• 6102 sayılı Türk Ticaret Kanununda Yer Alan Madde Gerekçesi

    Bu madde ile sigortacıya belli bir süre içinde poliçe ve eklerini sigorta ettirene verme yükümlülüğünü ve geç verilmesinden doğan zarardan sigortacının sorumlu olduğu hüküm altına alınmış ve esasta 6762 sayılı Kanunun 1265 ve 1267 nci maddeleri korunmuştur. Mevcut durumdan farklı olarak poliçe verilmesi için öngörülen sürede sigorta ettirenin sözleşmeyi ne şekilde yaptığı değil, sigortacının ne şekilde yaptığı esas alınmıştır. Zira, sigorta sözleşmesi sigortacının kendisi veya sözleşme yapmaya yetkili acentesi tarafından düzenlenmişse, sigorta poliçesinin verilmesi bakımından sigorta ettirenin sözleşmeyi bizzat kendisinin veya temsilcisinin ya da vekili tarafından yapılmasının bir önemi yoktur.

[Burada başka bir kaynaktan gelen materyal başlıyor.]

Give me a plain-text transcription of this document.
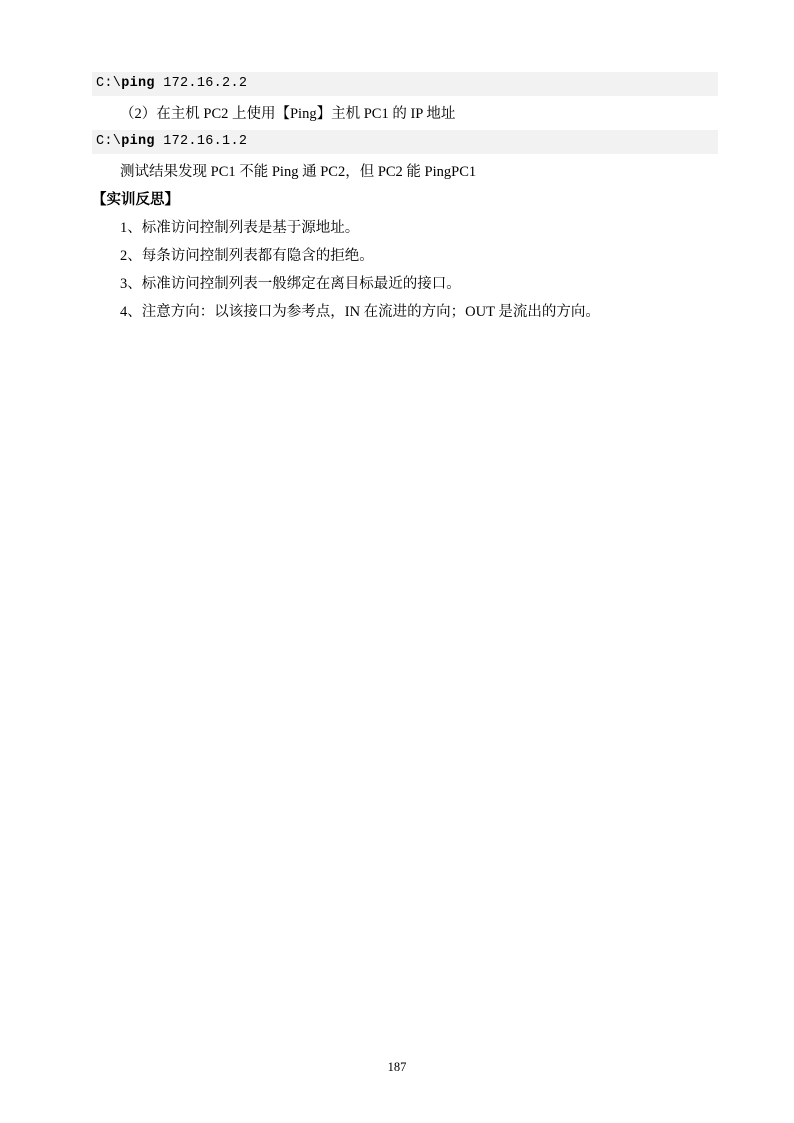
C:\ping 172.16.2.2

（2）在主机 PC2 上使用【Ping】主机 PC1 的 IP 地址

C:\ping 172.16.1.2

测试结果发现 PC1 不能 Ping 通 PC2，但 PC2 能 PingPC1

【实训反思】

1、标准访问控制列表是基于源地址。

2、每条访问控制列表都有隐含的拒绝。

3、标准访问控制列表一般绑定在离目标最近的接口。

4、注意方向：以该接口为参考点，IN 在流进的方向；OUT 是流出的方向。

187
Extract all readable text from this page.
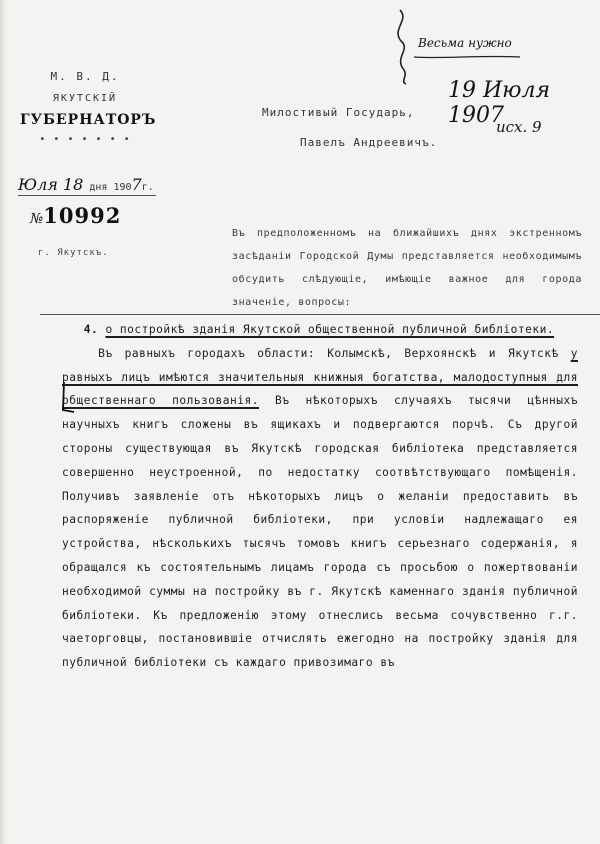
Весьма нужно
19 Июля 1907
исх. 9
М. В. Д.
ЯКУТСКІЙ
ГУБЕРНАТОРЪ
• • • • • • •
Юля 18 дня 1907г.
№10992
г. Якутскъ.
Милостивый Государь,
Павелъ Андреевичъ.
Въ предположенномъ на ближайшихъ днях экстренномъ засѣданіи Городской Думы представляется необходимымъ обсудить слѣдующіе, имѣющіе важное для города значеніе, вопросы:
4. о постройкѣ зданія Якутской общественной публичной библіотеки.
Въ равныхъ городахъ области: Колымскѣ, Верхоянскѣ и Якутскѣ у равныхъ лицъ имѣются значительныя книжныя богатства, малодоступныя для общественнаго пользованія. Въ нѣкоторыхъ случаяхъ тысячи цѣнныхъ научныхъ книгъ сложены въ ящикахъ и подвергаются порчѣ. Съ другой стороны существующая въ Якутскѣ городская библіотека представляется совершенно неустроенной, по недостатку соотвѣтствующаго помѣщенія. Получивъ заявленіе отъ нѣкоторыхъ лицъ о желаніи предоставить въ распоряженіе публичной библіотеки, при условіи надлежащаго ея устройства, нѣсколькихъ тысячъ томовъ книгъ серьезнаго содержанія, я обращался къ состоятельнымъ лицамъ города съ просьбою о пожертвованіи необходимой суммы на постройку въ г. Якутскѣ каменнаго зданія публичной библіотеки. Къ предложенію этому отнеслись весьма сочувственно г.г. чаеторговцы, постановившіе отчислять ежегодно на постройку зданія для публичной библіотеки съ каждаго привозимаго въ
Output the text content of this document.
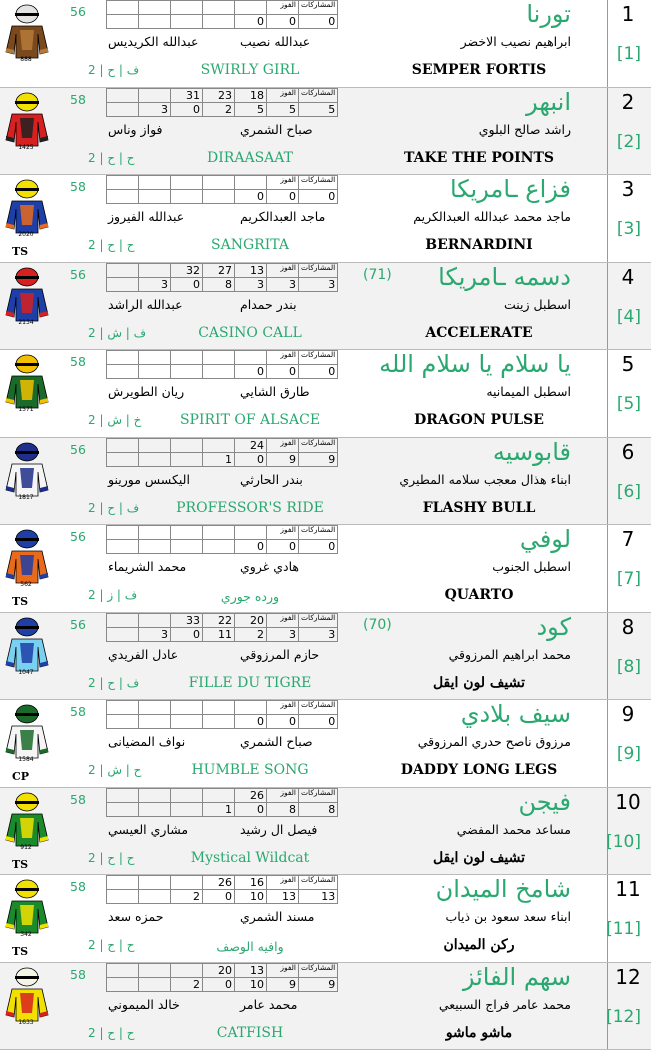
1
[1]
تورنا
ابراهيم نصيب الاخضر
عبدالله نصيب
عبدالله الكريديس
SEMPER FORTIS
SWIRLY GIRL
ف | ح | 2
56
888
					الفوز	المشاركات
				0	0	0
2
[2]
انبهر
راشد صالح البلوي
صباح الشمري
فواز وناس
TAKE THE POINTS
DIRAASAAT
ح | ح | 2
58
1425
		31	23	18	الفوز	المشاركات
	3	0	2	5	5	5
3
[3]
فزاع ـامريكا
ماجد محمد عبدالله العبدالكريم
ماجد العبدالكريم
عبدالله الفيروز
BERNARDINI
SANGRITA
ح | ح | 2
58
2020
TS
					الفوز	المشاركات
				0	0	0
4
[4]
دسمه ـامريكا
(71)
اسطبل زينت
بندر حمدام
عبدالله الراشد
ACCELERATE
CASINO CALL
ف | ش | 2
56
2134
		32	27	13	الفوز	المشاركات
	3	0	8	3	3	3
5
[5]
يا سلام يا سلام الله
اسطبل الميمانيه
طارق الشايي
ريان الطويرش
DRAGON PULSE
SPIRIT OF ALSACE
خ | ش | 2
58
1571
					الفوز	المشاركات
				0	0	0
6
[6]
قابوسيه
ابناء هذال معجب سلامه المطيري
بندر الحارثي
اليكسس مورينو
FLASHY BULL
PROFESSOR'S RIDE
ف | ح | 2
56
1817
				24	الفوز	المشاركات
			1	0	9	9
7
[7]
لوفي
اسطبل الجنوب
هادي غروي
محمد الشريماء
QUARTO
ورده جوري
ف | ز | 2
56
562
TS
					الفوز	المشاركات
				0	0	0
8
[8]
كود
(70)
محمد ابراهيم المرزوقي
حازم المرزوقي
عادل الفريدي
تشيف لون ايقل
FILLE DU TIGRE
ف | ح | 2
56
1047
		33	22	20	الفوز	المشاركات
	3	0	11	2	3	3
9
[9]
سيف بلادي
مرزوق ناصح حدري المرزوقي
صباح الشمري
نواف المضيانى
DADDY LONG LEGS
HUMBLE SONG
ح | ش | 2
58
1584
CP
					الفوز	المشاركات
				0	0	0
10
[10]
فيجن
مساعد محمد المفضي
فيصل ال رشيد
مشاري العيسي
تشيف لون ايقل
Mystical Wildcat
ح | ح | 2
58
912
TS
				26	الفوز	المشاركات
			1	0	8	8
11
[11]
شامخ الميدان
ابناء سعد سعود بن ذياب
مسند الشمري
حمزه سعد
ركن الميدان
وافيه الوصف
ح | ح | 2
58
342
TS
			26	16	الفوز	المشاركات
		2	0	10	13	13
12
[12]
سهم الفائز
محمد عامر فراج السبيعي
محمد عامر
خالد الميموني
ماشو ماشو
CATFISH
ح | ح | 2
58
1633
			20	13	الفوز	المشاركات
		2	0	10	9	9
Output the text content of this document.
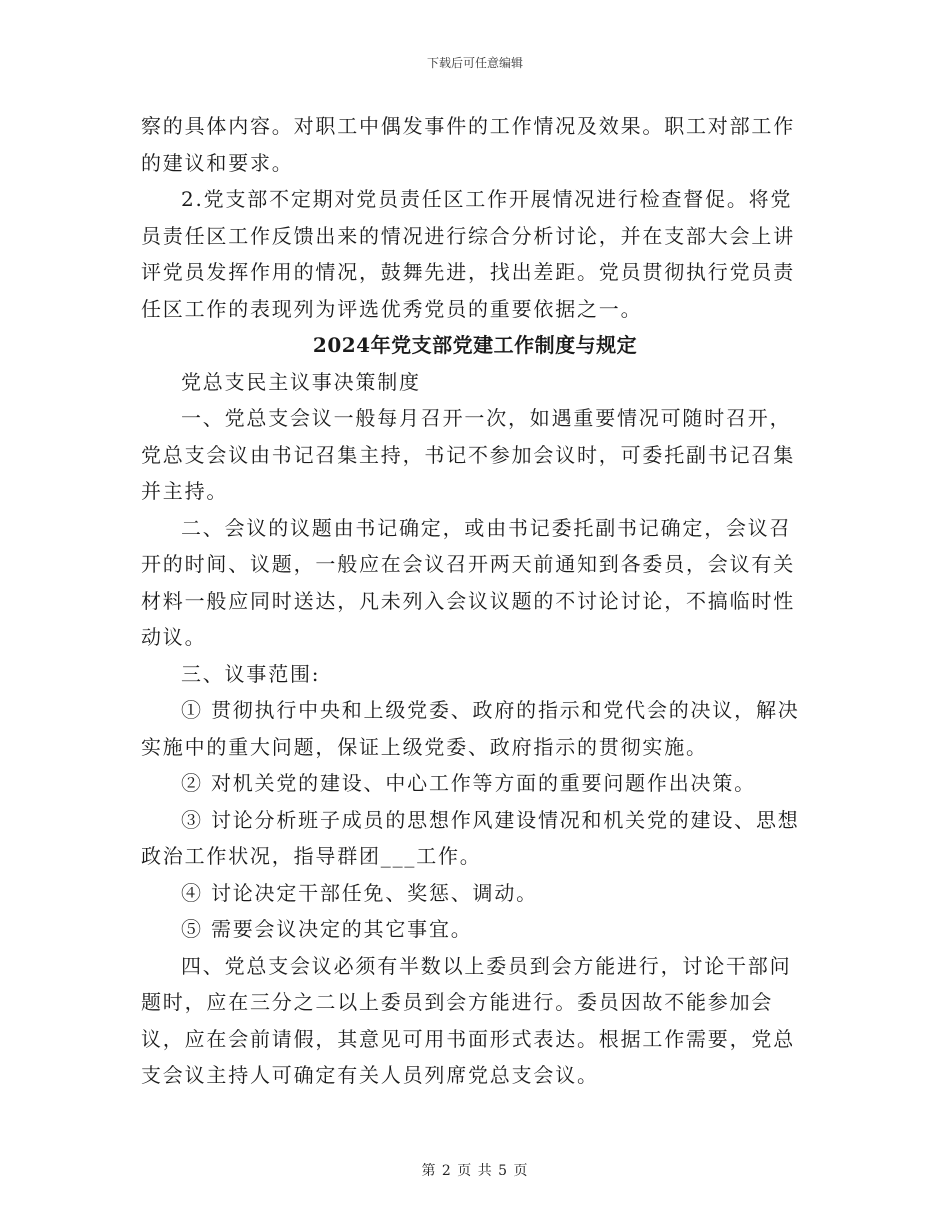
下载后可任意编辑

察的具体内容。对职工中偶发事件的工作情况及效果。职工对部工作的建议和要求。

2.党支部不定期对党员责任区工作开展情况进行检查督促。将党员责任区工作反馈出来的情况进行综合分析讨论，并在支部大会上讲评党员发挥作用的情况，鼓舞先进，找出差距。党员贯彻执行党员责任区工作的表现列为评选优秀党员的重要依据之一。

2024年党支部党建工作制度与规定

党总支民主议事决策制度

一、党总支会议一般每月召开一次，如遇重要情况可随时召开，党总支会议由书记召集主持，书记不参加会议时，可委托副书记召集并主持。

二、会议的议题由书记确定，或由书记委托副书记确定，会议召开的时间、议题，一般应在会议召开两天前通知到各委员，会议有关材料一般应同时送达，凡未列入会议议题的不讨论讨论，不搞临时性动议。

三、议事范围:

① 贯彻执行中央和上级党委、政府的指示和党代会的决议，解决实施中的重大问题，保证上级党委、政府指示的贯彻实施。

② 对机关党的建设、中心工作等方面的重要问题作出决策。

③ 讨论分析班子成员的思想作风建设情况和机关党的建设、思想政治工作状况，指导群团___工作。

④ 讨论决定干部任免、奖惩、调动。

⑤ 需要会议决定的其它事宜。

四、党总支会议必须有半数以上委员到会方能进行，讨论干部问题时，应在三分之二以上委员到会方能进行。委员因故不能参加会议，应在会前请假，其意见可用书面形式表达。根据工作需要，党总支会议主持人可确定有关人员列席党总支会议。

第 2 页 共 5 页
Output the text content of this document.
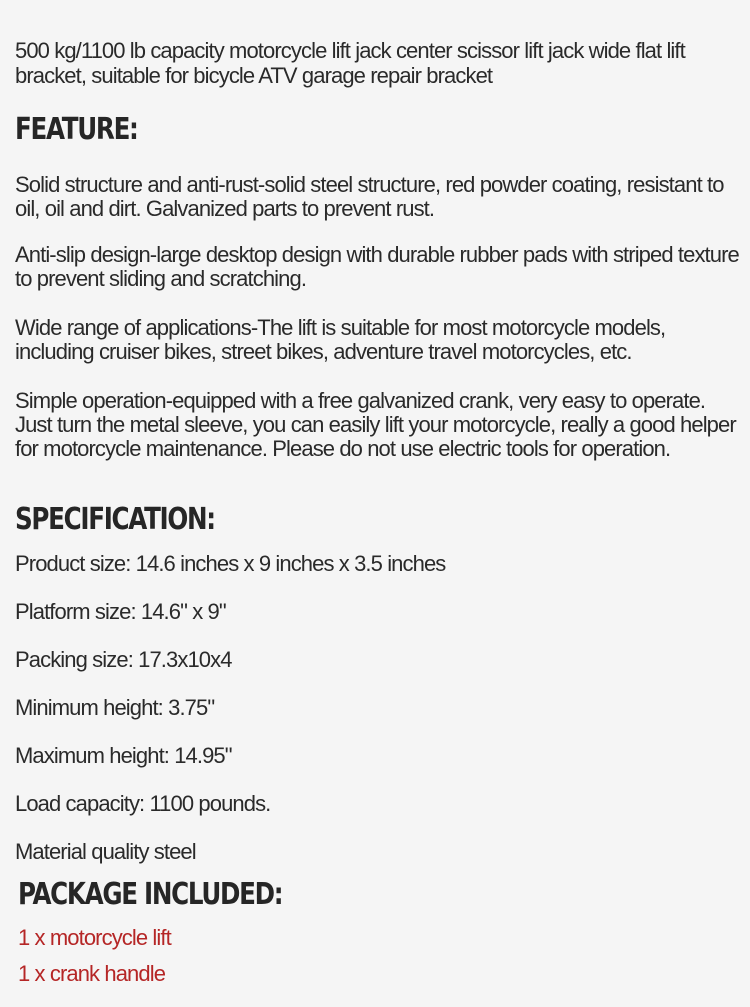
500 kg/1100 lb capacity motorcycle lift jack center scissor lift jack wide flat lift bracket, suitable for bicycle ATV garage repair bracket

FEATURE:

Solid structure and anti-rust-solid steel structure, red powder coating, resistant to oil, oil and dirt. Galvanized parts to prevent rust.

Anti-slip design-large desktop design with durable rubber pads with striped texture to prevent sliding and scratching.

Wide range of applications-The lift is suitable for most motorcycle models, including cruiser bikes, street bikes, adventure travel motorcycles, etc.

Simple operation-equipped with a free galvanized crank, very easy to operate. Just turn the metal sleeve, you can easily lift your motorcycle, really a good helper for motorcycle maintenance. Please do not use electric tools for operation.

SPECIFICATION:

Product size: 14.6 inches x 9 inches x 3.5 inches

Platform size: 14.6" x 9"

Packing size: 17.3x10x4

Minimum height: 3.75"

Maximum height: 14.95"

Load capacity: 1100 pounds.

Material quality steel

PACKAGE INCLUDED:

1 x motorcycle lift

1 x crank handle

Poliçeyi düzenleyecek olan sigortacı veya onun yetkili acentesidir. Bu noktada, 6762 sayılı Kanunda öngörülen yirmidört saatlik süre sigorta sözleşmesinin sigortacı veya acentesi tarafından yapılması haline bağlanmıştır. Diğer taraftan, konuya ilişkin olarak 6762 sayılı Kanunun 1267 nci maddesinde bahsedilen “tellal” yerine “sözleşmenin diğer hallerle yapılması” ifadesi tercih edilmiştir. Zira, sözleşme sigorta brokeri veya aracı acente vasıtasıyla da yapılmış olabilir.

    Tasarıda muvakkat ilmühaber tanziminin yükümlülük olarak kanunda düzenlenmesine gerek duyulmamıştır. Şöyle ki, söz konusu hükümler çerçevesinde muvakkat ilmühaber hukuki açıdan sigorta poliçesinden farklı değildir. Dolayısıyla, sigortacının kesin kabule kadarki dönem için sigortalanacak  menfaati  teminat altına almak için ilmuhaber yerine sigorta poliçesi de düzenleyebilir.

    Sigorta sözleşmesinin geçerliliği şekle tabi olmadığından, diğer bir ifade ile  poliçeden bağımsız meydana geldiğinden sigorta sözleşmesi için poliçe düzenlenmediği durumlarda sözleşmenin kurulduğunun ispatı genel hükümlere göre olacaktır.